What is actually happening now is a status quo backlash against cultural changes occurring that are genuinely Christian in spirit.
I mean the last word in Scripture on gender is that eschatological insight in Galatians: There is no longer male or female, but all are one in Christ Jesus. And when the Sadducee’s try to trip Jesus up in the gospels with a question about marriage in heaven, he says it’s not like that, and more like being angels (whatever an angel is…)
And if you want to go all Revelation we learn that the church is the bride of Christ, which complicate gender presentation in all sorts of ways.

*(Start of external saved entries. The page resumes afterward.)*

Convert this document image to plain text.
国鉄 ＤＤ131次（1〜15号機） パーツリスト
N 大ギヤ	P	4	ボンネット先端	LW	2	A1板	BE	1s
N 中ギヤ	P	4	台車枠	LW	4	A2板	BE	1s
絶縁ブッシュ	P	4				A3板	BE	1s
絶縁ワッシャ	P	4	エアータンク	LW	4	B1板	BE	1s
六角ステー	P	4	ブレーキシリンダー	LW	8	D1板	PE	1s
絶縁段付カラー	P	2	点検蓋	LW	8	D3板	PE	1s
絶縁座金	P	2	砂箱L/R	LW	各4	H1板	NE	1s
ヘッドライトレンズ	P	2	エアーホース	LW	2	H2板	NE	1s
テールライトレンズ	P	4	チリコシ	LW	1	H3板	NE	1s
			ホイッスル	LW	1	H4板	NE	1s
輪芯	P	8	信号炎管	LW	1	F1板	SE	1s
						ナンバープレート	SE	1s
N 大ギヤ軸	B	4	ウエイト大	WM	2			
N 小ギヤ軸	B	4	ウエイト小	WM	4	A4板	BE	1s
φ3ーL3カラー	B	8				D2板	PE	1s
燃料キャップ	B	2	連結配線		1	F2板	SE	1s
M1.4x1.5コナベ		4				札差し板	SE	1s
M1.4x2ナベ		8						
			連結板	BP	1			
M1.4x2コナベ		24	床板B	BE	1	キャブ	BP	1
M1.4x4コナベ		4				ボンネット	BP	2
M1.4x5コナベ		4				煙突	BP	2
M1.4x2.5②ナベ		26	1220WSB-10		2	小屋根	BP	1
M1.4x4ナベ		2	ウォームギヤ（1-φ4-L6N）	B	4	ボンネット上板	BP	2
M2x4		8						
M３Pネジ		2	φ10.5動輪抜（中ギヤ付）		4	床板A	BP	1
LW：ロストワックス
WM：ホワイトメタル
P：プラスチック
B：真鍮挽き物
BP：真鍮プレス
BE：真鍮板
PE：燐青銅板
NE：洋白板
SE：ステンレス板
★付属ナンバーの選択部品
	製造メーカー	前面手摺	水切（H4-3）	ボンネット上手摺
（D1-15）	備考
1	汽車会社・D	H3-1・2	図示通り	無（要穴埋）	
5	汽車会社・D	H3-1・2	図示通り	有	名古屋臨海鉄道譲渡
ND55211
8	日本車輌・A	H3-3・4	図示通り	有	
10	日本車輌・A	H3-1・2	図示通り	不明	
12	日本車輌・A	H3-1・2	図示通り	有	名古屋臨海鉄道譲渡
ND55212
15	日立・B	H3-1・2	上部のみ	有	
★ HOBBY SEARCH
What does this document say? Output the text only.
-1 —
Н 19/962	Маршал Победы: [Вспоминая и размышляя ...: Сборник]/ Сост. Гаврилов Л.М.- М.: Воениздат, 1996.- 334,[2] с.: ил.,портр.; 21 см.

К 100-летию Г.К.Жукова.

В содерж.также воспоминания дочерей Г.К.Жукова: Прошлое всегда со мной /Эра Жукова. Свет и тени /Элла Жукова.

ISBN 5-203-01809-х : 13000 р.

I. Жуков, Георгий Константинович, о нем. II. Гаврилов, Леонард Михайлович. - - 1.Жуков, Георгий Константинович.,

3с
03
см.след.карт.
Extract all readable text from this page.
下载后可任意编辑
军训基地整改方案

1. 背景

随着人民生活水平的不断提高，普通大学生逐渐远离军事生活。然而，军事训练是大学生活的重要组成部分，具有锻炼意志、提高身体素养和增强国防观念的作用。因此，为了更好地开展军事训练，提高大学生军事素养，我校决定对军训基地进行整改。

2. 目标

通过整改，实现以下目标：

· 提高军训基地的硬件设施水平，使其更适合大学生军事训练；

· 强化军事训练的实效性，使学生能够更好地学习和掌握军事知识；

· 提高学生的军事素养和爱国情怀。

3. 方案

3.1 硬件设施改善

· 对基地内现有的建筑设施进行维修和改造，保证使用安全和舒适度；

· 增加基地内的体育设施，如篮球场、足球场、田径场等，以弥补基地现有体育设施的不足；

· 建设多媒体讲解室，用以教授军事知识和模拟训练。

I’m not making this stuff up. It’s all right there in Scripture. And you can see how whether you read it one way or another and then reify it as doctrine has tons of implications for whether you simply assert cultural norms (which are heteronormative) or you open space for gender bending in identity and presentation, which has the wonderful side effect of potentially lessening dysphoria.
And anytime you relieve dysphoria you are acting like a Good Samaritan. 100%.
There’s likely a strongly overlapping Venmo diagram of bromeotherapy, incels and complimentarianism that puts evangelical Christianity and Tucker Carlson right in the center.
But really that’s just a tired (if troubling) trope, and just about as authentically Christian as the images of some guy getting light therapy on his testicles.
As cruciform as those images were, they are really a sacrilegious cooptation of the cross of Christ all laying themselves down at the altar of testosterone.
Muscular Christianity has been under the illusion that God’s testosterone levels have needed buffing.
Christianity in the way of Jesus remembers it was the women who remained closest, and acknowledges Jesus was of woman born and the Spirit, which leaves his own gender potentially outside the range of binary.
All of which brings us back to dysphoria and Easter. I wonder if simply acknowledging Jesus as non-binary goes some way toward healing and challenging the hyper-genderization of that holy day.
Certainly Jesus’ own body was transformed in the resurrection, still his own self and yet also part of and fully God. That’s a form of gender presentation way beyond gender binaries.
Like that recent sci-fi short story, we could even say Jesus’ gender identifies as bread and wine?